Crédit à la consommation: achetez maintenant mais prudemment
Inconnue il y a un an, la start-up australienne AfterPay a fait les gros titres après l’annonce de son rachat par Square pour 29 milliards de dollars. Une opération qui confirme surtout le potentiel des fintechs pour les investisseurs, à condition d’éviter les effets de mode.
“Achetez maintenant et payez plus tard” (buy now, pay later, ou BNPL), tel est le leitmotiv des nouveaux acteurs à la mode de la fintech. Situés à la lisière entre le crédit à la consommation et le retour gratuit, Klarna, AfterPay, Affirm et d’autres ont percé durant la crise du coronavirus, profitant de l’engouement pour l’e-commerce. Leur succès ne s’est toutefois pas démenti depuis le début du redémarrage des activités économiques, s’immisçant notamment dans les points de vente physiques.
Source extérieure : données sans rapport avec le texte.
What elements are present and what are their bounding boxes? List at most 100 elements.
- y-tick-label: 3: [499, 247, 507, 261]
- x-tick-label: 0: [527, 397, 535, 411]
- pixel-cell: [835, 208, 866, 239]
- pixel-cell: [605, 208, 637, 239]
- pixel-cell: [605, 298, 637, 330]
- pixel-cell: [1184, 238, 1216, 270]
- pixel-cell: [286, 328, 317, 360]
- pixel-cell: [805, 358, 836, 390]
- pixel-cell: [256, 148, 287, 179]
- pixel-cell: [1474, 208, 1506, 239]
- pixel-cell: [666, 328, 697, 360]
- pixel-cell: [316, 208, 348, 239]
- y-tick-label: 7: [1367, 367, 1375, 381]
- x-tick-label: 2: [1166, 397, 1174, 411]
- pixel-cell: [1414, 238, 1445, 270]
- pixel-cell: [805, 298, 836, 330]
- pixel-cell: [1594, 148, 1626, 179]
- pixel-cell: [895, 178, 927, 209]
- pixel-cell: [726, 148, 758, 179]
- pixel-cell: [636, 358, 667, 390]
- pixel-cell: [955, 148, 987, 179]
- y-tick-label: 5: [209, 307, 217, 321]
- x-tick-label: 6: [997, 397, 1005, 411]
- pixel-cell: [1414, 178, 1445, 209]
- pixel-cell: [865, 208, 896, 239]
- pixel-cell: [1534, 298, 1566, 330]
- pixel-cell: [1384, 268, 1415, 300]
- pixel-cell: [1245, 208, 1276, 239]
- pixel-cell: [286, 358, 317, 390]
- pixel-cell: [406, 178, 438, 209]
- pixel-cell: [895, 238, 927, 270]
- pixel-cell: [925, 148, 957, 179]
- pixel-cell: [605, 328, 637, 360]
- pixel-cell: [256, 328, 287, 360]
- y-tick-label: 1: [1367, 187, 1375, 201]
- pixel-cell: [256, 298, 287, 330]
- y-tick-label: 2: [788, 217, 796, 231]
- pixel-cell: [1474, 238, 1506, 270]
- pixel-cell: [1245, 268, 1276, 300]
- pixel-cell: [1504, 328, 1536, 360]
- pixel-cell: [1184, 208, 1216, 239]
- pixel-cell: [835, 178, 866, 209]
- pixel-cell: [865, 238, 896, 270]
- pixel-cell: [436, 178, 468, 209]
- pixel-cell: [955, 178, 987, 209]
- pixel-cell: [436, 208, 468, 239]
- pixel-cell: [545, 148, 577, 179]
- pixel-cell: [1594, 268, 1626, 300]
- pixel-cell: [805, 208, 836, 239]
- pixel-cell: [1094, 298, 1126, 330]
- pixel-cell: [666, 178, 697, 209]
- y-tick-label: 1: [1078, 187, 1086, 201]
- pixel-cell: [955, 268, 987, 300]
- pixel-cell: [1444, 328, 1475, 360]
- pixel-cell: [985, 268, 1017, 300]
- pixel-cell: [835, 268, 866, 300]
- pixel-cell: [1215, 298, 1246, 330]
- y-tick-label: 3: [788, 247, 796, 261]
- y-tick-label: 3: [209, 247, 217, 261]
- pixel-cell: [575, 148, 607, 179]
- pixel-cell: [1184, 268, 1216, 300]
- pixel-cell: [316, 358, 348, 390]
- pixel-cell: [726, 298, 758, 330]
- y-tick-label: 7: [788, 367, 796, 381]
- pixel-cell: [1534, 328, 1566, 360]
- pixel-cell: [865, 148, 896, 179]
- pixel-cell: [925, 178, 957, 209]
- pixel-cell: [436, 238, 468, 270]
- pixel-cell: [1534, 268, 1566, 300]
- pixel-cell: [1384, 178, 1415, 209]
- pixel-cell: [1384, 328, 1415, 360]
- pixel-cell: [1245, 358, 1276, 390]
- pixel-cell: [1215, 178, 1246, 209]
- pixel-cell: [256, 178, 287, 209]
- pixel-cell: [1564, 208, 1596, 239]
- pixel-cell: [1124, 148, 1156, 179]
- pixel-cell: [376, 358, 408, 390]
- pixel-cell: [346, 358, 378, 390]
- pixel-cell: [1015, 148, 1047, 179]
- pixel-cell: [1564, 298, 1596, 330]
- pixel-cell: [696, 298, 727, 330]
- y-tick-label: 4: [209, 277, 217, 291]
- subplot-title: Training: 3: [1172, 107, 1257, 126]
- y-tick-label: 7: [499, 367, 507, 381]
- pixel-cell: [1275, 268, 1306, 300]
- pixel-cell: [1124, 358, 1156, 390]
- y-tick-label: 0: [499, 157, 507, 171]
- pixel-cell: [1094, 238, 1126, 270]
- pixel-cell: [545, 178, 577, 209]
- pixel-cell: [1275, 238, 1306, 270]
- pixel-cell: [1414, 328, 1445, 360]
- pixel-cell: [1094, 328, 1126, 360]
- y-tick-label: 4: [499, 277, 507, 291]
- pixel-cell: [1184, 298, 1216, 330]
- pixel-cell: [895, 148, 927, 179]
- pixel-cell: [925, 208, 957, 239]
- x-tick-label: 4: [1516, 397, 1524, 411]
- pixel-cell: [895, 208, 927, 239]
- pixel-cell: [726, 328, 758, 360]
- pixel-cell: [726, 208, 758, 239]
En Bourse, la fintech américaine Square vient ainsi de frapper un grand coup en annonçant la reprise de la start-up australienne AfterPay pour 29 milliards de dollars, quasiment 10 fois plus que sa valeur en mars 2020. Le prix payé par Square, cofondée par Jack Dorsey, comme Twitter, est encore plus impressionnant quand on le compare aux derniers résultats annuels d’AfterPay: revenus de 503 millions de dollars australiens (317 millions d’euros) et perte opérationnelle.
Croissance fulgurante
Square a toutefois accepté de payer le prix fort pour la croissance de la start-up australienne fondée en 2015. Après ses débuts, elle a vu ses revenus quadrupler en 2018, doubler en 2019 et à nouveau en 2020. Pour son exercice 2021, clos fin juin, les analystes misent à nouveau sur un quasiment doublement des revenus à près d’un milliard de dollars australiens.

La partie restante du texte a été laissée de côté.